We find that the North Atlantic Oscillation plays a critical role in driving the mixed layer depth (MLD) in the Labrador Sea at HR and VHR. The three resolutions also show the influence of surface salinity signals in the mixing, with the VHR configuration showing a distinct slow propagation of these signals from the eastern subpolar gyre into the Labrador Sea. Furthermore, March MLD shows a strong positive bias in HR, which is reduced in VHR. In terms of the AMOC, resolution plays a pivotal role in shaping its response to the mixing. At the higher resolutions, the signal of the newly formed dense waters propagates faster along the better-resolved boundary current, indicating a shift from advective propagation to wave propagation of the signals. Additionally, the persistence of the AMOC responses to MLD is much shorter in VHR (less than 2 years) than for SR and HR, which exhibit longer-lived changes. These differences highlight how resolution affects both the timing and spatial reach of the AMOC changes.
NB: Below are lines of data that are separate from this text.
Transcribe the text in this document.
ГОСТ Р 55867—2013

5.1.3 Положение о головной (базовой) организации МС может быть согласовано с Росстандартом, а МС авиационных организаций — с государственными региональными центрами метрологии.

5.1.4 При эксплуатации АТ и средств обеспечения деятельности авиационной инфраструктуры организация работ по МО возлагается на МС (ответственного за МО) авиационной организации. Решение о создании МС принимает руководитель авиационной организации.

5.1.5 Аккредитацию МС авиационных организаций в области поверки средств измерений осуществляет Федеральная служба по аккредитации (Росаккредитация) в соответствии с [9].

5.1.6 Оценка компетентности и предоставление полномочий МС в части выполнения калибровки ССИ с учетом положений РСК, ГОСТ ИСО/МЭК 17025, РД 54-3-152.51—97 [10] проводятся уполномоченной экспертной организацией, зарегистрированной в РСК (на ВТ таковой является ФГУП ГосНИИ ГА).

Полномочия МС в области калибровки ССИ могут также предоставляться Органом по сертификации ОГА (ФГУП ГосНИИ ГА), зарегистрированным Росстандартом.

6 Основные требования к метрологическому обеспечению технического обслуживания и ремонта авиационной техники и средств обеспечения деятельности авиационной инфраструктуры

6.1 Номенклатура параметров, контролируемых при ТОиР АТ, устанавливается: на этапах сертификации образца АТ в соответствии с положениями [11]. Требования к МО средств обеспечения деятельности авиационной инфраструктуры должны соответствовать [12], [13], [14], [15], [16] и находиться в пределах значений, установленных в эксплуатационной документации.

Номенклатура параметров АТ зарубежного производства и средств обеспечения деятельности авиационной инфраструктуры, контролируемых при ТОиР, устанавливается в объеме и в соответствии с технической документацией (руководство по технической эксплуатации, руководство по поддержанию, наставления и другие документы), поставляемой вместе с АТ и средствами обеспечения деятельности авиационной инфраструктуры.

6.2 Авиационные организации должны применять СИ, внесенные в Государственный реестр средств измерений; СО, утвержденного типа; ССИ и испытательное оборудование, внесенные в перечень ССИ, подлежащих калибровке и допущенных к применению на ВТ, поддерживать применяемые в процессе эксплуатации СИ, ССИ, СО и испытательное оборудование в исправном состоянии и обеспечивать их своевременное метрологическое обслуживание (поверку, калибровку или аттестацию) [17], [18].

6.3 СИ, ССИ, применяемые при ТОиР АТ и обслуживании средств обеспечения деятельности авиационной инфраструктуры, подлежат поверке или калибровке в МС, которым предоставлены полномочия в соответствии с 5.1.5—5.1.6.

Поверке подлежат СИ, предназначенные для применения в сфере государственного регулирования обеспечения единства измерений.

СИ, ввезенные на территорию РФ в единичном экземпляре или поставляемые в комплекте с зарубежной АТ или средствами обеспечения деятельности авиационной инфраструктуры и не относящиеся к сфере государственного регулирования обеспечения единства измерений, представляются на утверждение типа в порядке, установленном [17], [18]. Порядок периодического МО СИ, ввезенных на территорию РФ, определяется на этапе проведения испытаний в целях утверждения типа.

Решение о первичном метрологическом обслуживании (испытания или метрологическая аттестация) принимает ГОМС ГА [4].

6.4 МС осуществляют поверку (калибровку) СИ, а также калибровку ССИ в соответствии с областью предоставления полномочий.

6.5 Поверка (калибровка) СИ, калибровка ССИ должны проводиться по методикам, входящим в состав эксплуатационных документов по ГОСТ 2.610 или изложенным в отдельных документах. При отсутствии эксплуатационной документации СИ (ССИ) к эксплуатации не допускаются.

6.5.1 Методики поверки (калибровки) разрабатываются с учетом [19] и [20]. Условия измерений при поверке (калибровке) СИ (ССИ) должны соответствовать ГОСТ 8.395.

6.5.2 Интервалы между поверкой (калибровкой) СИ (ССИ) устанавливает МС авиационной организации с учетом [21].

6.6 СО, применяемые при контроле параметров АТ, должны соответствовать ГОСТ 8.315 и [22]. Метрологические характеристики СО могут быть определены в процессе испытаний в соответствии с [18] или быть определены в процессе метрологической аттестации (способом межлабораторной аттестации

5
Our study underscores the importance of model resolution in accurately simulating the North Atlantic's oceanic processes and their implications for the AMOC. While the VHR configuration offers a more realistic climatology of the Labrador Sea MLD, the results also demonstrate significant differences in variability and persistence across resolutions. These findings stress the need for high-resolution simulations to improve the understanding of deep ocean processes and their connection to larger climate systems, although they also highlight challenges in comparing simulated and observed data, particularly given the sparse historical observations and the lack of decadal variability in the model simulations.